A Question of Grammar

Another revealing aspect to the discussion is the use of the word "average" to describe what the survey authors intend as typical. In fact, an average cost is not necessarily a typical number at all, but the sum of all of the total costs of weddings in 2014 divided by the number of couples who got married. All it takes is a few million-dollar events to skew the results and inflate the numbers. While the wedding industry may indeed use an "average," a more meaningful number for many couples would be the mean, or the number that lies in the middle of the spectrum. Media sources have published the following costs for a wedding in 2014:

  • CNN Money: $28,400
  • NY Daily News: $27,000
  • Reuters: $27,021.

A New York wedding sits at the upper end of the scale at $76,000, with Alaska pulling up the rear at $15,504. More typical celebrations are estimated to cost approximately 20 percent less than those in the surveys.

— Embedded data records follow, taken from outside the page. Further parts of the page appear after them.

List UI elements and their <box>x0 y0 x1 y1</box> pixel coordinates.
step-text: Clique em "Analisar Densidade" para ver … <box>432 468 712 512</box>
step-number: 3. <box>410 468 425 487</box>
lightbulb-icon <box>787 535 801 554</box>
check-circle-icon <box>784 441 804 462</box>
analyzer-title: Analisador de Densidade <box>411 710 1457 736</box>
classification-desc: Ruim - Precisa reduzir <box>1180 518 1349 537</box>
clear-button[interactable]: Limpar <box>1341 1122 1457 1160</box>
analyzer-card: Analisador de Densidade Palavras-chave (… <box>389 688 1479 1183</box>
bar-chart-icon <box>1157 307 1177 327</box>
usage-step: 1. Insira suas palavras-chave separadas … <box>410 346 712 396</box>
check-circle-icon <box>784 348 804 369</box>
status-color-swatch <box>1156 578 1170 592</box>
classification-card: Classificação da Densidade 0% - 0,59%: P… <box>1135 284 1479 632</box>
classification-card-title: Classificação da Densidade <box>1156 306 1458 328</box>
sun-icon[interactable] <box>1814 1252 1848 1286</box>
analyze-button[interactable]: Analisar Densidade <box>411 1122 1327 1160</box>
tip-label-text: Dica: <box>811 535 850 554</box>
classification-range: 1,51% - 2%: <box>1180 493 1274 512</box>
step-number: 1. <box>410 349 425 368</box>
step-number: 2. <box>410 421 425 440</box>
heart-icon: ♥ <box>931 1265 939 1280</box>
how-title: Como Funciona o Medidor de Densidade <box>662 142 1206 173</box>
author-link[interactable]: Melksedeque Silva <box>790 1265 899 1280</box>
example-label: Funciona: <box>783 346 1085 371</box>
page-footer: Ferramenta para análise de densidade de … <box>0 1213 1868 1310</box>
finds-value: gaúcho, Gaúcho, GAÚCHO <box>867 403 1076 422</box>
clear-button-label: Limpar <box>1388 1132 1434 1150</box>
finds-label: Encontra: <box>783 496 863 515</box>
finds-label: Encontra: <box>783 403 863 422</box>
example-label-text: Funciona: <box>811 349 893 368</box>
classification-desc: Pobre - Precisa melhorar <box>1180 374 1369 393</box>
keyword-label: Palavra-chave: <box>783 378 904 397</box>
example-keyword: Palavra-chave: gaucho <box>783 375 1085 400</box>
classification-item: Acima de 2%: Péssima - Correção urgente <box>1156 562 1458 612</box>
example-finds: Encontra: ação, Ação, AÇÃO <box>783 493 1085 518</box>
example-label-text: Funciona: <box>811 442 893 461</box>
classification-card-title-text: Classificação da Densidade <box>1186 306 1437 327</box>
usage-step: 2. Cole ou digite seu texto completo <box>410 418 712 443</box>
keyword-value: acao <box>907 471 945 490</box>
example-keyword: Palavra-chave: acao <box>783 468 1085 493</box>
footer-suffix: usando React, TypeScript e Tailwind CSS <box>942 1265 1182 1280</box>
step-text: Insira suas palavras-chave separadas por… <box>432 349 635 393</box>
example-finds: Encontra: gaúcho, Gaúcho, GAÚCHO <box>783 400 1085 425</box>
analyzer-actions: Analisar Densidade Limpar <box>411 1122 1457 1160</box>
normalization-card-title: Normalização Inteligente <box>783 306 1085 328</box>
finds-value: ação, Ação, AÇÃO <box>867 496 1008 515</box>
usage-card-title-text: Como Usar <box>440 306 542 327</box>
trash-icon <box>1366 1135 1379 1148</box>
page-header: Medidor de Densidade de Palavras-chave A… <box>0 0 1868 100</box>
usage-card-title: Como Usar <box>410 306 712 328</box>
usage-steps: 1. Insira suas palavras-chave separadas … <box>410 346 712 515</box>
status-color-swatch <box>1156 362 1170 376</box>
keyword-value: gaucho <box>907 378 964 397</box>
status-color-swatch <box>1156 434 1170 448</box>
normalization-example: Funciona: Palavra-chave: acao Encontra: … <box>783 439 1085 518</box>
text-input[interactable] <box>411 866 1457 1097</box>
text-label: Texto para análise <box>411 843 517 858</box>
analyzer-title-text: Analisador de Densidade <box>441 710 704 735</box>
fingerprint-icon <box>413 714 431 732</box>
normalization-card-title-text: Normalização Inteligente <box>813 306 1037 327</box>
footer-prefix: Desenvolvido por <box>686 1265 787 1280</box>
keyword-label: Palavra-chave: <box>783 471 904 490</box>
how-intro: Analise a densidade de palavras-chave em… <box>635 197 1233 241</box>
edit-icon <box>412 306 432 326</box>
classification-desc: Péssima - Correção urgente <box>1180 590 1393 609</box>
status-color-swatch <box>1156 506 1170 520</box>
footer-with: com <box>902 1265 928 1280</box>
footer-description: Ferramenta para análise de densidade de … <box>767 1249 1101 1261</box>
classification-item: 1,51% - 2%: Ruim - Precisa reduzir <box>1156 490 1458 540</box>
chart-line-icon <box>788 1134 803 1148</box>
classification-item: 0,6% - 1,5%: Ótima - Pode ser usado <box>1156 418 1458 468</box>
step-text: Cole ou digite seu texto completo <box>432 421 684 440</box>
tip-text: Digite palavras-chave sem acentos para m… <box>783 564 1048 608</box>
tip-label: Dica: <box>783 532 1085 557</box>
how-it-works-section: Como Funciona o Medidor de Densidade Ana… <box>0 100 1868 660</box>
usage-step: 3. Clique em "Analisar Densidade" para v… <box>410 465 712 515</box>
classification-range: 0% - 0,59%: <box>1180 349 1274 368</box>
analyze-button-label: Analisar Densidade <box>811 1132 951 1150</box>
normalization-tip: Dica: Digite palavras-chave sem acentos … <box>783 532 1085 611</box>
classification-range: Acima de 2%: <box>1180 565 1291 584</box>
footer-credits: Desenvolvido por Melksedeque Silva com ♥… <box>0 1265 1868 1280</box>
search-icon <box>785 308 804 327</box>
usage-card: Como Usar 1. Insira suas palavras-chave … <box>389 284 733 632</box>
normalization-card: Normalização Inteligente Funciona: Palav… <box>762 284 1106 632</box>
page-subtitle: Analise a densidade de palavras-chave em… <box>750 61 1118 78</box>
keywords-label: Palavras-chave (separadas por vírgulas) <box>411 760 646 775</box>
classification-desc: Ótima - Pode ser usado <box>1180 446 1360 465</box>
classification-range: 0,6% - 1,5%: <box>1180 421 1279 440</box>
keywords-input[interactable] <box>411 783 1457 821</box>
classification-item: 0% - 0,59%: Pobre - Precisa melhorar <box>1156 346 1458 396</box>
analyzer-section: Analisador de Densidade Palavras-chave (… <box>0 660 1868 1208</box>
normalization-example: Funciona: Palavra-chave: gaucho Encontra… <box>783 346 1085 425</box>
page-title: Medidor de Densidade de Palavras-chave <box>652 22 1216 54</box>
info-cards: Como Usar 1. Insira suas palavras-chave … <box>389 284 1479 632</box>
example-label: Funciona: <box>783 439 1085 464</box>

Boon for Industry Professionals

What, then, is the purpose or benefit to publishing higher costs than are accurate? It seems the practice is in place to benefit the wedding industry itself. The data may prepare couples to expect premium prices, and legitimize higher price tags at venues, catering operations and other wedding-specific services. Also, the surveys may lend a sense of accomplishment to couples that come in under the expected budget.

Real Trends

Other sources suggest that there are quantifiable and shifting trends in how people are organizing their celebrations, and where they are spending their money. Many couples skip the sit-down dinner and opt instead for events such as wedding weekends and parties beyond the reception. There's still cake, but one is as likely to see a lineup of catering trucks as a tuxedoed waiter passing a platter of hors d'oeuvres. Approximately 14 percent of couples ask a friend or relative to officiate at their ceremony, and the best man and maid of honor may now be a best woman or man of honor. Around 11 percent are skipping wedding favors and choosing to donate money to a good cause in their guests' names. No matter what they spend, it is still important for couples to make their wedding day a unique reflection of their love for one another.